Двадцатый век ознаменовался колоссальным преувеличением реальной роли языка. Щедрую дань лингвистическому фетишизму отдали и художники, и журналисты, и политики. Любой малоначитанный полуинтеллигент может сейчас тебе вдохновенно процитировать, что слово — это Бог, что солнце останавливали словом да еще, дескать, словом разрушали города. Но солнце пока вроде на месте, а города и до и после Гумилева разрушали и разрушают экстралингвистическими средствами. Давайте без гипербол порассуждаем. Любить язык для человека так же естественно, как любить самого себя, свою мать и свою родину. Но, когда эти природные чувства выходят за нормальные пределы, они оборачиваются соответственно эгоизмом, инцестом и национализмом. А экстатически-языческое идолопоклонство перед языком ведет к словесному бессилию, тавтологичности, когда что-то наговорено, но в итоге ничего не сказано. Любопытно, что тавтологическая речь на холостом ходу наиболее свойственна представителям таких отдаленных друг от друга сфер, как политика и поэзия.
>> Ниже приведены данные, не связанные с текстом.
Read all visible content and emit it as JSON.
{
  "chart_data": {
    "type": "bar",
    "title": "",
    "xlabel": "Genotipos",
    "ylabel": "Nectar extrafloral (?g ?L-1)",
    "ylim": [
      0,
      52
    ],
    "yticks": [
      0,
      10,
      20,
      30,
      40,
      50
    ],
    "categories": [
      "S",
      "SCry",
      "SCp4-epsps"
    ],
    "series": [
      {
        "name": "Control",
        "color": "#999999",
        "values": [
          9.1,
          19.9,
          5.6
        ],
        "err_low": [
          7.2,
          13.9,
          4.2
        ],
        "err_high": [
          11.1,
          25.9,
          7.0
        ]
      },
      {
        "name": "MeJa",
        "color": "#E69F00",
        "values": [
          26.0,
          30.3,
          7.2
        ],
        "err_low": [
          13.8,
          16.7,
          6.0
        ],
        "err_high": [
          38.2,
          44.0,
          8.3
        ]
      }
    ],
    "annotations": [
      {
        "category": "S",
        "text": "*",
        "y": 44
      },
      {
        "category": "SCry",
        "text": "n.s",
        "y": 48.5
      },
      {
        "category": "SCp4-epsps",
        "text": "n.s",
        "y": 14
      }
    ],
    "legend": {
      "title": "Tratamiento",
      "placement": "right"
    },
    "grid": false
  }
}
Язык многое может, многое хранит в себе, но делиться всем этим он начинает с нами только когда мы предлагаем ему нечто равноценное и равносильное: новые логические построения; свежие, не захватанные словами эмоции; новые факты, которые еще только предстоит назвать и обозначить; подробности и оттенки, до которых язык еще не добирался. Язык дан нам как орган речи и вкуса, но и сам он постоянно пробует нас на вкус: чем мы можем быть ему интересны, что мы можем ему предложить?

Во-первых свою индивидуальную глубину и высоту, вертикаль своей личности, соизмеримую с той вертикалью, которая пронизывает язык — от фонетики до синтаксиса, которая создается сообразностью, изоморфностью всех уровней.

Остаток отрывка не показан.